Plans to expand the fixture schedule have proved an obstacle in ongoing negotiations over a new collective bargaining agreement (CBA).
The existing deal expires at the end of next season and NFL commissioner Roger Goodell has insisted player welfare continues to be a priority amid "incredibly productive dialogue" with the NFL Players Association (NFLPA).
Sherman, an NFLPA vice-president, remains unconvinced, believing talks will drag on unless the league backs down.
"I don't think it's something the players are interested in, honestly," the San Francisco 49ers cornerback said ahead of Sunday's Super Bowl against the Kansas City Chiefs.
"If that's the point they're negotiating on, I think these negotiations are going to go a lot longer than anticipated.
"It's odd to me, and it's always odd, when you hear player safety is their biggest concern.
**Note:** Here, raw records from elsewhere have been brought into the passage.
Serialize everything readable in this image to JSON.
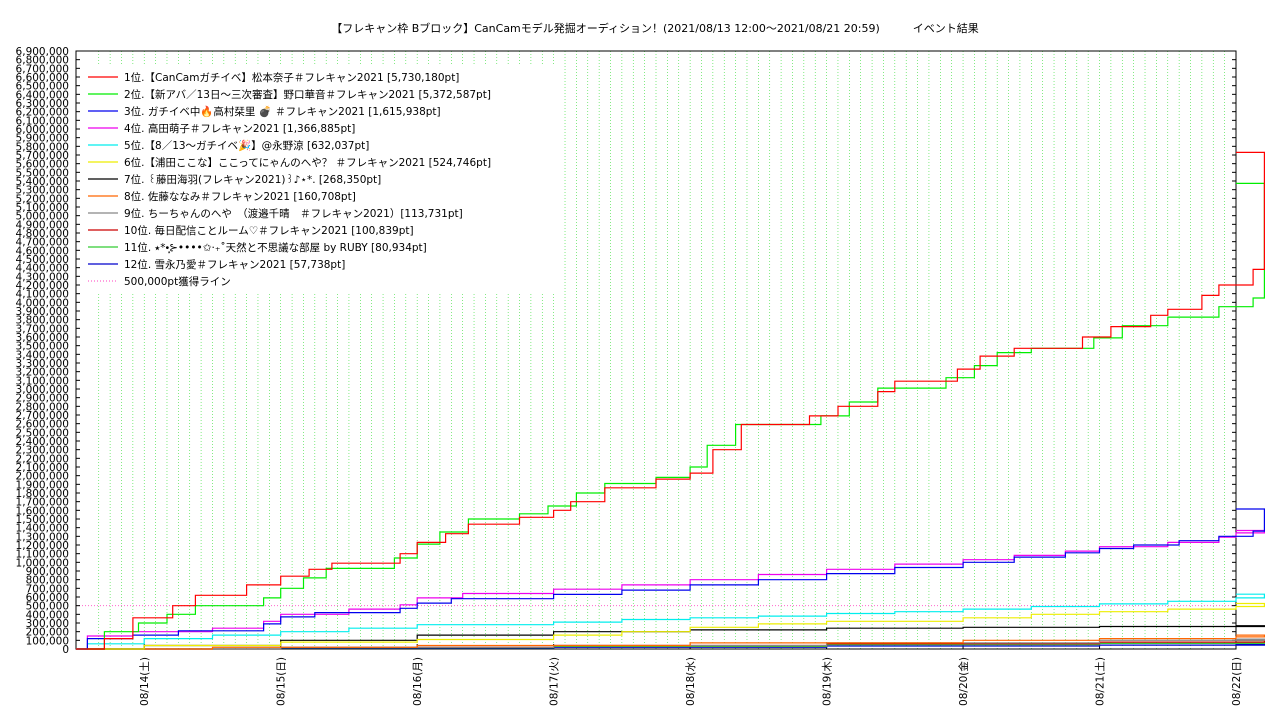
{
  "chart_data": {
    "type": "line",
    "title": "【フレキャン枠 Bブロック】CanCamモデル発掘オーディション！(2021/08/13 12:00〜2021/08/21 20:59)　　　イベント結果",
    "xlabel": "",
    "ylabel": "",
    "xlim": [
      "2021-08-13 12:00",
      "2021-08-22 00:00"
    ],
    "ylim": [
      0,
      6900000
    ],
    "y_tick_step": 100000,
    "x_ticks": [
      "08/14(土)",
      "08/15(日)",
      "08/16(月)",
      "08/17(火)",
      "08/18(水)",
      "08/19(木)",
      "08/20(金)",
      "08/21(土)",
      "08/22(日)"
    ],
    "grid": true,
    "legend_position": "top-left",
    "series": [
      {
        "name": "1位.【CanCamガチイベ】松本奈子＃フレキャン2021 [5,730,180pt]",
        "color": "#ff0000",
        "points": [
          [
            "2021-08-13 12:00",
            0
          ],
          [
            "2021-08-13 17:00",
            120000
          ],
          [
            "2021-08-13 22:00",
            360000
          ],
          [
            "2021-08-14 05:00",
            500000
          ],
          [
            "2021-08-14 09:00",
            620000
          ],
          [
            "2021-08-14 18:00",
            740000
          ],
          [
            "2021-08-15 00:00",
            840000
          ],
          [
            "2021-08-15 05:00",
            920000
          ],
          [
            "2021-08-15 09:00",
            990000
          ],
          [
            "2021-08-15 21:00",
            1100000
          ],
          [
            "2021-08-16 00:00",
            1230000
          ],
          [
            "2021-08-16 05:00",
            1330000
          ],
          [
            "2021-08-16 09:00",
            1440000
          ],
          [
            "2021-08-16 18:00",
            1520000
          ],
          [
            "2021-08-17 00:00",
            1600000
          ],
          [
            "2021-08-17 03:00",
            1700000
          ],
          [
            "2021-08-17 09:00",
            1860000
          ],
          [
            "2021-08-17 18:00",
            1960000
          ],
          [
            "2021-08-18 00:00",
            2030000
          ],
          [
            "2021-08-18 04:00",
            2300000
          ],
          [
            "2021-08-18 09:00",
            2590000
          ],
          [
            "2021-08-18 21:00",
            2690000
          ],
          [
            "2021-08-19 02:00",
            2800000
          ],
          [
            "2021-08-19 09:00",
            2970000
          ],
          [
            "2021-08-19 12:00",
            3090000
          ],
          [
            "2021-08-19 23:00",
            3230000
          ],
          [
            "2021-08-20 03:00",
            3380000
          ],
          [
            "2021-08-20 09:00",
            3470000
          ],
          [
            "2021-08-20 21:00",
            3600000
          ],
          [
            "2021-08-21 02:00",
            3720000
          ],
          [
            "2021-08-21 09:00",
            3850000
          ],
          [
            "2021-08-21 12:00",
            3920000
          ],
          [
            "2021-08-21 18:00",
            4080000
          ],
          [
            "2021-08-21 21:00",
            4200000
          ],
          [
            "2021-08-22 03:00",
            4380000
          ],
          [
            "2021-08-22 05:00",
            5730180
          ]
        ]
      },
      {
        "name": "2位.【新アバ／13日〜三次審査】野口華音＃フレキャン2021 [5,372,587pt]",
        "color": "#00ee00",
        "points": [
          [
            "2021-08-13 12:00",
            0
          ],
          [
            "2021-08-13 17:00",
            200000
          ],
          [
            "2021-08-13 23:00",
            300000
          ],
          [
            "2021-08-14 04:00",
            400000
          ],
          [
            "2021-08-14 09:00",
            500000
          ],
          [
            "2021-08-14 21:00",
            590000
          ],
          [
            "2021-08-15 00:00",
            700000
          ],
          [
            "2021-08-15 04:00",
            820000
          ],
          [
            "2021-08-15 08:00",
            930000
          ],
          [
            "2021-08-15 20:00",
            1050000
          ],
          [
            "2021-08-16 00:00",
            1210000
          ],
          [
            "2021-08-16 04:00",
            1350000
          ],
          [
            "2021-08-16 09:00",
            1500000
          ],
          [
            "2021-08-16 18:00",
            1560000
          ],
          [
            "2021-08-16 23:00",
            1650000
          ],
          [
            "2021-08-17 04:00",
            1800000
          ],
          [
            "2021-08-17 09:00",
            1910000
          ],
          [
            "2021-08-17 18:00",
            1980000
          ],
          [
            "2021-08-18 00:00",
            2100000
          ],
          [
            "2021-08-18 03:00",
            2350000
          ],
          [
            "2021-08-18 08:00",
            2590000
          ],
          [
            "2021-08-18 23:00",
            2690000
          ],
          [
            "2021-08-19 04:00",
            2850000
          ],
          [
            "2021-08-19 09:00",
            3010000
          ],
          [
            "2021-08-19 21:00",
            3130000
          ],
          [
            "2021-08-20 02:00",
            3270000
          ],
          [
            "2021-08-20 06:00",
            3420000
          ],
          [
            "2021-08-20 12:00",
            3470000
          ],
          [
            "2021-08-20 23:00",
            3590000
          ],
          [
            "2021-08-21 04:00",
            3730000
          ],
          [
            "2021-08-21 12:00",
            3830000
          ],
          [
            "2021-08-21 21:00",
            3950000
          ],
          [
            "2021-08-22 03:00",
            4050000
          ],
          [
            "2021-08-22 05:00",
            5372587
          ]
        ]
      },
      {
        "name": "3位. ガチイベ中🔥高村栞里 💣 ＃フレキャン2021 [1,615,938pt]",
        "color": "#0000ee",
        "points": [
          [
            "2021-08-13 12:00",
            0
          ],
          [
            "2021-08-13 14:00",
            120000
          ],
          [
            "2021-08-13 22:00",
            160000
          ],
          [
            "2021-08-14 06:00",
            210000
          ],
          [
            "2021-08-14 21:00",
            290000
          ],
          [
            "2021-08-15 00:00",
            370000
          ],
          [
            "2021-08-15 06:00",
            420000
          ],
          [
            "2021-08-15 21:00",
            470000
          ],
          [
            "2021-08-16 00:00",
            530000
          ],
          [
            "2021-08-16 06:00",
            580000
          ],
          [
            "2021-08-17 00:00",
            630000
          ],
          [
            "2021-08-17 12:00",
            680000
          ],
          [
            "2021-08-18 00:00",
            740000
          ],
          [
            "2021-08-18 12:00",
            800000
          ],
          [
            "2021-08-19 00:00",
            870000
          ],
          [
            "2021-08-19 12:00",
            940000
          ],
          [
            "2021-08-20 00:00",
            1000000
          ],
          [
            "2021-08-20 09:00",
            1060000
          ],
          [
            "2021-08-20 18:00",
            1110000
          ],
          [
            "2021-08-21 00:00",
            1160000
          ],
          [
            "2021-08-21 06:00",
            1200000
          ],
          [
            "2021-08-21 14:00",
            1250000
          ],
          [
            "2021-08-21 21:00",
            1300000
          ],
          [
            "2021-08-22 03:00",
            1360000
          ],
          [
            "2021-08-22 05:00",
            1615938
          ]
        ]
      },
      {
        "name": "4位. 高田萌子＃フレキャン2021 [1,366,885pt]",
        "color": "#ee00ee",
        "points": [
          [
            "2021-08-13 12:00",
            0
          ],
          [
            "2021-08-13 14:00",
            150000
          ],
          [
            "2021-08-13 22:00",
            200000
          ],
          [
            "2021-08-14 12:00",
            240000
          ],
          [
            "2021-08-14 21:00",
            320000
          ],
          [
            "2021-08-15 00:00",
            400000
          ],
          [
            "2021-08-15 12:00",
            460000
          ],
          [
            "2021-08-15 21:00",
            510000
          ],
          [
            "2021-08-16 00:00",
            590000
          ],
          [
            "2021-08-16 08:00",
            640000
          ],
          [
            "2021-08-17 00:00",
            690000
          ],
          [
            "2021-08-17 12:00",
            740000
          ],
          [
            "2021-08-18 00:00",
            800000
          ],
          [
            "2021-08-18 12:00",
            860000
          ],
          [
            "2021-08-19 00:00",
            920000
          ],
          [
            "2021-08-19 12:00",
            980000
          ],
          [
            "2021-08-20 00:00",
            1030000
          ],
          [
            "2021-08-20 09:00",
            1080000
          ],
          [
            "2021-08-20 18:00",
            1130000
          ],
          [
            "2021-08-21 00:00",
            1180000
          ],
          [
            "2021-08-21 12:00",
            1230000
          ],
          [
            "2021-08-21 21:00",
            1290000
          ],
          [
            "2021-08-22 00:00",
            1340000
          ],
          [
            "2021-08-22 05:00",
            1366885
          ]
        ]
      },
      {
        "name": "5位.【8／13〜ガチイベ🎉】@永野涼 [632,037pt]",
        "color": "#00eeee",
        "points": [
          [
            "2021-08-13 12:00",
            0
          ],
          [
            "2021-08-13 14:00",
            60000
          ],
          [
            "2021-08-14 00:00",
            120000
          ],
          [
            "2021-08-14 12:00",
            160000
          ],
          [
            "2021-08-15 00:00",
            200000
          ],
          [
            "2021-08-15 12:00",
            240000
          ],
          [
            "2021-08-16 00:00",
            280000
          ],
          [
            "2021-08-17 00:00",
            310000
          ],
          [
            "2021-08-17 12:00",
            340000
          ],
          [
            "2021-08-18 00:00",
            360000
          ],
          [
            "2021-08-18 12:00",
            380000
          ],
          [
            "2021-08-19 00:00",
            410000
          ],
          [
            "2021-08-19 12:00",
            430000
          ],
          [
            "2021-08-20 00:00",
            460000
          ],
          [
            "2021-08-20 12:00",
            490000
          ],
          [
            "2021-08-21 00:00",
            520000
          ],
          [
            "2021-08-21 12:00",
            550000
          ],
          [
            "2021-08-22 00:00",
            590000
          ],
          [
            "2021-08-22 05:00",
            632037
          ]
        ]
      },
      {
        "name": "6位.【浦田ここな】ここってにゃんのへや？ ＃フレキャン2021 [524,746pt]",
        "color": "#eeee00",
        "points": [
          [
            "2021-08-13 12:00",
            0
          ],
          [
            "2021-08-14 00:00",
            40000
          ],
          [
            "2021-08-15 00:00",
            80000
          ],
          [
            "2021-08-16 00:00",
            110000
          ],
          [
            "2021-08-17 00:00",
            160000
          ],
          [
            "2021-08-17 12:00",
            200000
          ],
          [
            "2021-08-18 00:00",
            250000
          ],
          [
            "2021-08-18 12:00",
            290000
          ],
          [
            "2021-08-19 00:00",
            320000
          ],
          [
            "2021-08-20 00:00",
            360000
          ],
          [
            "2021-08-20 12:00",
            400000
          ],
          [
            "2021-08-21 00:00",
            430000
          ],
          [
            "2021-08-21 12:00",
            460000
          ],
          [
            "2021-08-22 00:00",
            490000
          ],
          [
            "2021-08-22 05:00",
            524746
          ]
        ]
      },
      {
        "name": "7位. ꒰藤田海羽(フレキャン2021)꒱♪⋆*. [268,350pt]",
        "color": "#000000",
        "points": [
          [
            "2021-08-13 12:00",
            0
          ],
          [
            "2021-08-14 00:00",
            40000
          ],
          [
            "2021-08-15 00:00",
            100000
          ],
          [
            "2021-08-16 00:00",
            160000
          ],
          [
            "2021-08-17 00:00",
            200000
          ],
          [
            "2021-08-18 00:00",
            220000
          ],
          [
            "2021-08-19 00:00",
            240000
          ],
          [
            "2021-08-20 00:00",
            250000
          ],
          [
            "2021-08-21 00:00",
            260000
          ],
          [
            "2021-08-22 05:00",
            268350
          ]
        ]
      },
      {
        "name": "8位. 佐藤ななみ＃フレキャン2021 [160,708pt]",
        "color": "#ff6600",
        "points": [
          [
            "2021-08-13 12:00",
            0
          ],
          [
            "2021-08-14 12:00",
            20000
          ],
          [
            "2021-08-16 00:00",
            40000
          ],
          [
            "2021-08-18 00:00",
            70000
          ],
          [
            "2021-08-20 00:00",
            100000
          ],
          [
            "2021-08-21 00:00",
            120000
          ],
          [
            "2021-08-22 00:00",
            140000
          ],
          [
            "2021-08-22 05:00",
            160708
          ]
        ]
      },
      {
        "name": "9位. ちーちゃんのへや　（渡邉千晴　＃フレキャン2021）[113,731pt]",
        "color": "#888888",
        "points": [
          [
            "2021-08-13 12:00",
            0
          ],
          [
            "2021-08-15 00:00",
            20000
          ],
          [
            "2021-08-17 00:00",
            40000
          ],
          [
            "2021-08-19 00:00",
            70000
          ],
          [
            "2021-08-21 00:00",
            100000
          ],
          [
            "2021-08-22 05:00",
            113731
          ]
        ]
      },
      {
        "name": "10位. 毎日配信ことルーム♡＃フレキャン2021 [100,839pt]",
        "color": "#cc0000",
        "points": [
          [
            "2021-08-13 12:00",
            0
          ],
          [
            "2021-08-15 00:00",
            20000
          ],
          [
            "2021-08-17 00:00",
            40000
          ],
          [
            "2021-08-19 00:00",
            60000
          ],
          [
            "2021-08-21 00:00",
            80000
          ],
          [
            "2021-08-22 05:00",
            100839
          ]
        ]
      },
      {
        "name": "11位. ⭑*•̩̩͙⊱••••✩‧₊˚天然と不思議な部屋 by RUBY [80,934pt]",
        "color": "#33cc33",
        "points": [
          [
            "2021-08-13 12:00",
            0
          ],
          [
            "2021-08-15 00:00",
            15000
          ],
          [
            "2021-08-17 00:00",
            30000
          ],
          [
            "2021-08-19 00:00",
            50000
          ],
          [
            "2021-08-21 00:00",
            65000
          ],
          [
            "2021-08-22 05:00",
            80934
          ]
        ]
      },
      {
        "name": "12位. 雪永乃愛＃フレキャン2021 [57,738pt]",
        "color": "#0000cc",
        "points": [
          [
            "2021-08-13 12:00",
            0
          ],
          [
            "2021-08-15 00:00",
            10000
          ],
          [
            "2021-08-17 00:00",
            20000
          ],
          [
            "2021-08-19 00:00",
            35000
          ],
          [
            "2021-08-21 00:00",
            45000
          ],
          [
            "2021-08-22 05:00",
            57738
          ]
        ]
      }
    ],
    "reference_line": {
      "name": "500,000pt獲得ライン",
      "value": 500000,
      "color": "#ff66cc",
      "style": "dotted"
    }
  }
}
And they're really standing up for player safety, player safety, player safety, but it seems like player safety has a price tag.
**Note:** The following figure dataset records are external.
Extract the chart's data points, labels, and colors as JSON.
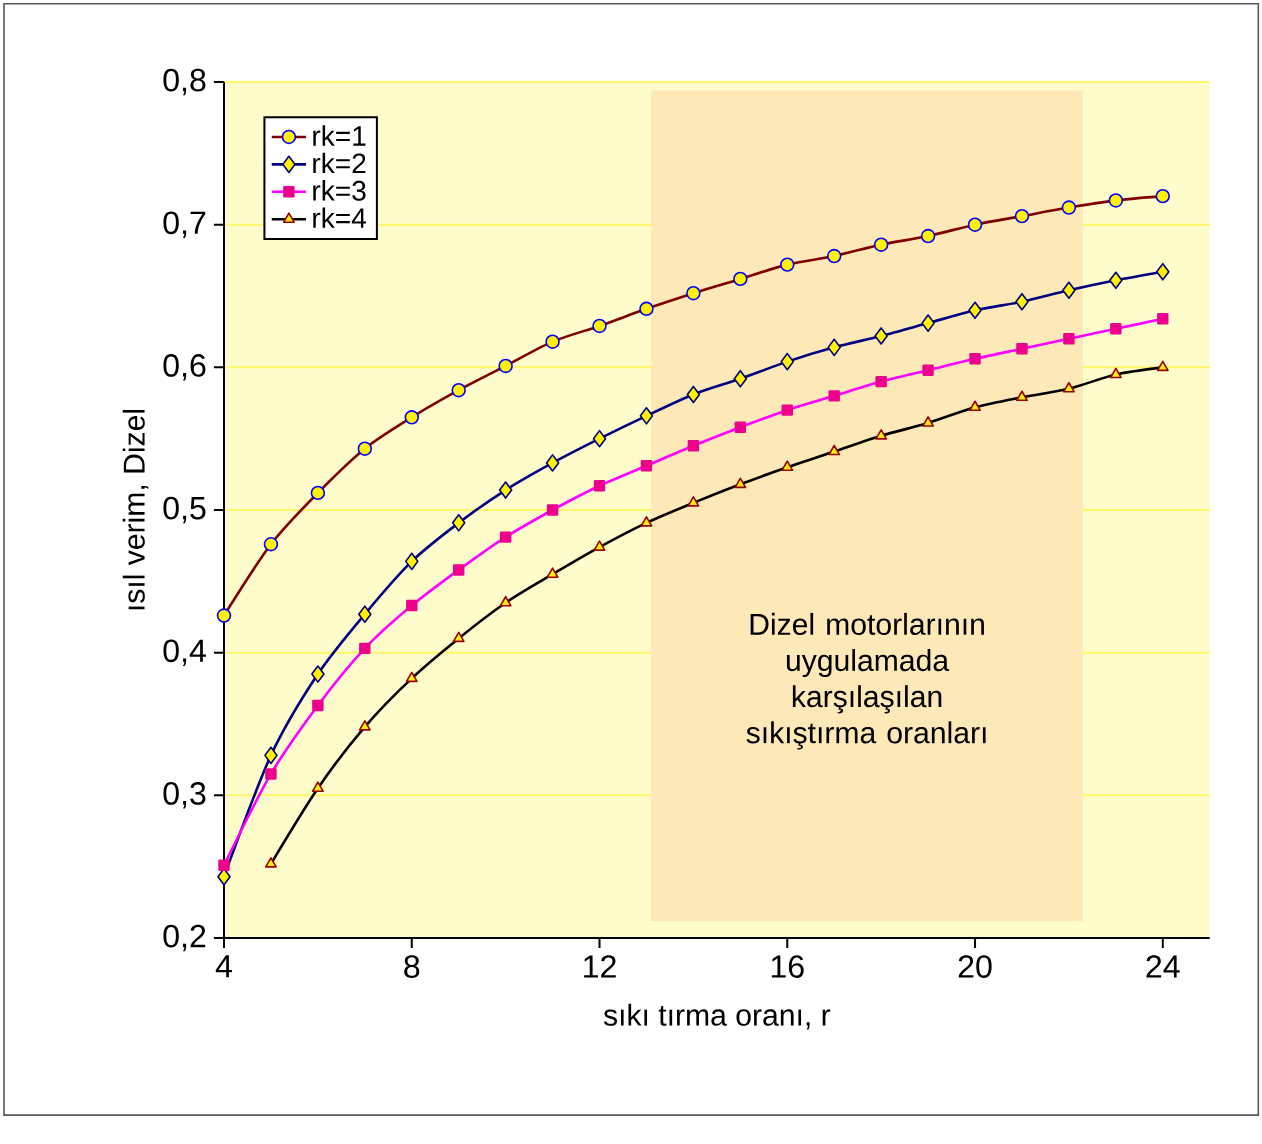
{
  "chart_data": {
    "type": "line",
    "xlabel": "sıkı tırma oranı, r",
    "ylabel": "ısıl verim,  Dizel",
    "x": [
      4,
      5,
      6,
      7,
      8,
      9,
      10,
      11,
      12,
      13,
      14,
      15,
      16,
      17,
      18,
      19,
      20,
      21,
      22,
      23,
      24
    ],
    "series": [
      {
        "name": "rk=1",
        "color": "#800000",
        "marker": "circle",
        "values": [
          0.426,
          0.476,
          0.512,
          0.543,
          0.565,
          0.584,
          0.601,
          0.618,
          0.629,
          0.641,
          0.652,
          0.662,
          0.672,
          0.678,
          0.686,
          0.692,
          0.7,
          0.706,
          0.712,
          0.717,
          0.72
        ]
      },
      {
        "name": "rk=2",
        "color": "#000080",
        "marker": "diamond",
        "values": [
          0.243,
          0.328,
          0.385,
          0.427,
          0.464,
          0.491,
          0.514,
          0.533,
          0.55,
          0.566,
          0.581,
          0.592,
          0.604,
          0.614,
          0.622,
          0.631,
          0.64,
          0.646,
          0.654,
          0.661,
          0.667
        ]
      },
      {
        "name": "rk=3",
        "color": "#ff00ff",
        "marker": "square",
        "values": [
          0.251,
          0.315,
          0.363,
          0.403,
          0.433,
          0.458,
          0.481,
          0.5,
          0.517,
          0.531,
          0.545,
          0.558,
          0.57,
          0.58,
          0.59,
          0.598,
          0.606,
          0.613,
          0.62,
          0.627,
          0.634
        ]
      },
      {
        "name": "rk=4",
        "color": "#000000",
        "marker": "triangle",
        "values": [
          null,
          0.252,
          0.305,
          0.348,
          0.382,
          0.41,
          0.435,
          0.455,
          0.474,
          0.491,
          0.505,
          0.518,
          0.53,
          0.541,
          0.552,
          0.561,
          0.572,
          0.579,
          0.585,
          0.595,
          0.6
        ]
      }
    ],
    "bands": [
      {
        "axis": "x",
        "from": 13.1,
        "to": 22.3,
        "label": "Dizel motorlarının uygulamada karşılaşılan sıkıştırma oranları",
        "color": "#fde9b8"
      }
    ],
    "xlim": [
      4,
      25
    ],
    "ylim": [
      0.2,
      0.8
    ],
    "xticks": [
      4,
      8,
      12,
      16,
      20,
      24
    ],
    "yticks": [
      {
        "value": 0.2,
        "label": "0,2"
      },
      {
        "value": 0.3,
        "label": "0,3"
      },
      {
        "value": 0.4,
        "label": "0,4"
      },
      {
        "value": 0.5,
        "label": "0,5"
      },
      {
        "value": 0.6,
        "label": "0,6"
      },
      {
        "value": 0.7,
        "label": "0,7"
      },
      {
        "value": 0.8,
        "label": "0,8"
      }
    ],
    "grid": "y",
    "legend": "top left",
    "line_style": "solid"
  }
}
"Player safety up to the point of hey, 17 games makes us this much money so we really don't care how safe they are, if you're going to pay us this much money to play another game.
"That's the part that's really concerning for us as a union and us as players. They think that players have a price tag on their health and I don't think we're in the same ball park in that regard. Players have been more aware of player safety and longevity and life after football."
Sherman believes the NFL intends to use the extended season as a bridge to an even longer 18-game schedule, forcing players to "risk their bodies".
"That's what's so ridiculous about it, and nobody calls them out, nobody calls out the hypocrisy," he continued.
"I'm hoping that one day people will be brave enough to call out the hypocrisy of saying hey, we really care about player safety, but hey we always want you to play an extra game and put your body on the line and risk your career."